Hari yang ditentukan tiba, saya tiba di Praya Lombok. Dari Bandara Praya, saya menumpang Bus Damri menuju ke kawasan Senggigi dengan ongkos hanya IDR 30.000. Meski ada banyak jasa taksi dan penyewaan mobil dari bandara ke Senggigi, saya lebih memilih Damri. Biaya taksi ke Senggigi bisa mencapai IDR 200.000 dan saya tidak sedang dalam business trip, so naik taksi memang sudah harus dicoret dari angan-angan saya selama di Lombok. This is a "ngirit" trip, mending duitnya disimpan untuk sewa mobil hehehe.
Hotel Bumi Aditya, lokasinya terpencil di kawasan Senggigi 




Saya tiba di Hotel Bumi Aditya dan disambut Chris dengan hangat. Saya takjub dengan pilihan kamar Chris, kamar non-AC dengan harga IDR 150.000 per malam. Mungkin jika kamar ini di-book oleh orang Indonesia, saya tidak akan takjub. Mengingat Chris berasal dari Melbourne yang memiliki jumlah hari dingin sekitar 300 hari dalam setahun dan kelembaban udara yang rendah, saya jadi sulit membayangkan bagaimana Chris bisa beradaptasi dengan kamar non AC di tengah kelembaban udara di Indonesia yang tinggi. Toh si Chris nampak anteng saja di kamar non-AC. Mungkin karena Chris sudah biasa backpack kali yah, jadi Chris gak menjadi pemilih dan mengeluh tentang kondisi kamar yang sangat sederhana. 

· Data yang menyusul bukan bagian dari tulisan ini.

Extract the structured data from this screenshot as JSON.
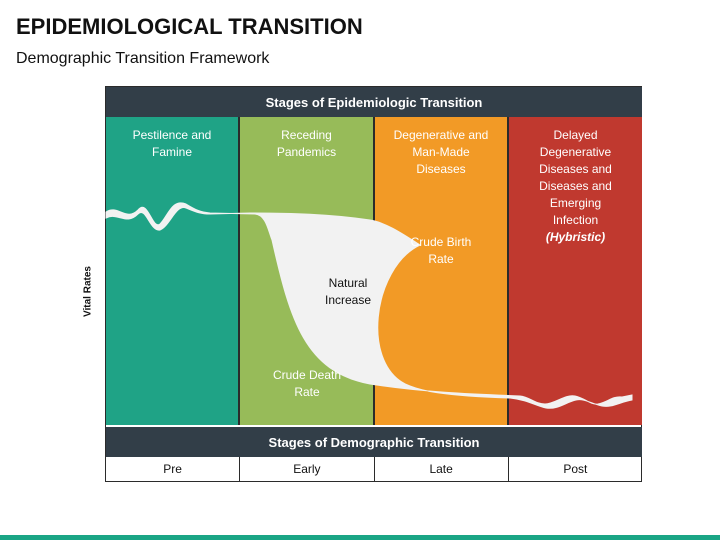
{
  "header": {
    "title": "EPIDEMIOLOGICAL TRANSITION",
    "subtitle": "Demographic Transition Framework"
  },
  "diagram": {
    "y_axis_label": "Vital Rates",
    "top_band": "Stages of Epidemiologic Transition",
    "bottom_band": "Stages of Demographic Transition",
    "epidemiologic_stages": [
      {
        "label": "Pestilence and Famine",
        "color": "#1fa386"
      },
      {
        "label": "Receding Pandemics",
        "color": "#97bb59"
      },
      {
        "label": "Degenerative and Man-Made Diseases",
        "color": "#f29a26"
      },
      {
        "label": "Delayed Degenerative Diseases and Diseases and Emerging Infection",
        "note": "(Hybristic)",
        "color": "#c0392f"
      }
    ],
    "curve_labels": {
      "birth_rate": "Crude Birth Rate",
      "natural_increase": "Natural Increase",
      "death_rate": "Crude Death Rate"
    },
    "demographic_stages": [
      "Pre",
      "Early",
      "Late",
      "Post"
    ],
    "band_color": "#323e48",
    "curve_fill": "#f2f2f2",
    "accent": "#1aa585"
  }
}
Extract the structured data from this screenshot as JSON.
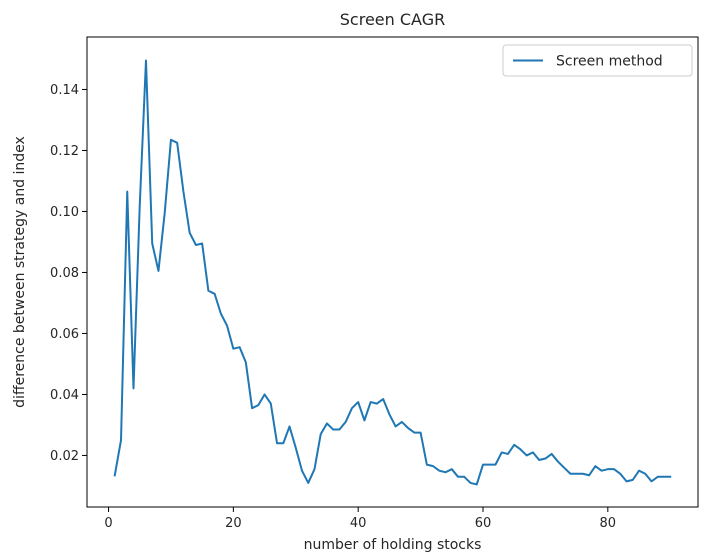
{
  "chart_data": {
    "type": "line",
    "title": "Screen CAGR",
    "xlabel": "number of holding stocks",
    "ylabel": "difference between strategy and index",
    "xlim": [
      -3.45,
      94.45
    ],
    "ylim": [
      0.0031,
      0.1572
    ],
    "xticks": [
      0,
      20,
      40,
      60,
      80
    ],
    "yticks": [
      0.02,
      0.04,
      0.06,
      0.08,
      0.1,
      0.12,
      0.14
    ],
    "ytick_labels": [
      "0.02",
      "0.04",
      "0.06",
      "0.08",
      "0.10",
      "0.12",
      "0.14"
    ],
    "grid": false,
    "legend_position": "top-right",
    "series": [
      {
        "name": "Screen method",
        "color": "#1f77b4",
        "x": [
          1,
          2,
          3,
          4,
          5,
          6,
          7,
          8,
          9,
          10,
          11,
          12,
          13,
          14,
          15,
          16,
          17,
          18,
          19,
          20,
          21,
          22,
          23,
          24,
          25,
          26,
          27,
          28,
          29,
          30,
          31,
          32,
          33,
          34,
          35,
          36,
          37,
          38,
          39,
          40,
          41,
          42,
          43,
          44,
          45,
          46,
          47,
          48,
          49,
          50,
          51,
          52,
          53,
          54,
          55,
          56,
          57,
          58,
          59,
          60,
          61,
          62,
          63,
          64,
          65,
          66,
          67,
          68,
          69,
          70,
          71,
          72,
          73,
          74,
          75,
          76,
          77,
          78,
          79,
          80,
          81,
          82,
          83,
          84,
          85,
          86,
          87,
          88,
          89,
          90
        ],
        "y": [
          0.0135,
          0.025,
          0.1065,
          0.042,
          0.102,
          0.1495,
          0.0895,
          0.0805,
          0.0995,
          0.1235,
          0.1225,
          0.1065,
          0.093,
          0.089,
          0.0895,
          0.074,
          0.073,
          0.0665,
          0.0625,
          0.055,
          0.0555,
          0.0505,
          0.0355,
          0.0365,
          0.04,
          0.037,
          0.024,
          0.024,
          0.0295,
          0.0225,
          0.015,
          0.011,
          0.0155,
          0.027,
          0.0305,
          0.0285,
          0.0285,
          0.031,
          0.0355,
          0.0375,
          0.0315,
          0.0375,
          0.037,
          0.0385,
          0.0335,
          0.0295,
          0.031,
          0.029,
          0.0275,
          0.0275,
          0.017,
          0.0165,
          0.015,
          0.0145,
          0.0155,
          0.013,
          0.013,
          0.011,
          0.0105,
          0.017,
          0.017,
          0.017,
          0.021,
          0.0205,
          0.0235,
          0.022,
          0.02,
          0.021,
          0.0185,
          0.019,
          0.0205,
          0.018,
          0.016,
          0.014,
          0.014,
          0.014,
          0.0135,
          0.0165,
          0.015,
          0.0155,
          0.0155,
          0.014,
          0.0115,
          0.012,
          0.015,
          0.014,
          0.0115,
          0.013,
          0.013,
          0.013
        ]
      }
    ]
  }
}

Malam itu, saya dan Chris saling mengupdate berita sambil mengenang masa masa kuliah di Melbourne. Di tengah obrolan, sahabat saya ini mengutarakan pendapatnya tentang Senggigi: "I don't think I wanna stay in Senggigi area for three nights as planned, I don't really like this area, very touristy. What If we just stay here for two nights, so we could stay in Gili Nanggu for two nights instead of one night". Jelas kelihatan kalau Chris tidak begitu suka dengan kawasan Senggigi, saya yang memang ingin memuaskan diri snorkeling dan berjemur ala bule (halah) langsung setuju dengan usulannya. "But tomorrow, we'll still go to the waterfall, right?", tanya saya. "Yup, definitely......, that's the main reason why we are still here", jawab Chris.

Saya sebenarnya tidak begitu tahu tentang objek wisata di Lombok selain tiga Gili yang terkenal itu dan beberapa spot lainnya seperti Pink Beach, Tanjung Aan dan Senggigi. Jadi saat Chris mengusulkan air terjun dalam itinerary kami, saya agak keberatan mengingat lokasinya di Lombok Timur, yang agak jauh dari tempat-tempat wisata lainnya. Tapi si bule satu ini adalah penggila air terjun, jadi saya sedikit harus bisa kompromi. Saya akhirnya setuju untuk mengunjungi air terjun yang namanya pun selalu saya lupa meski si Chris berulang ulang menyebut namanya. 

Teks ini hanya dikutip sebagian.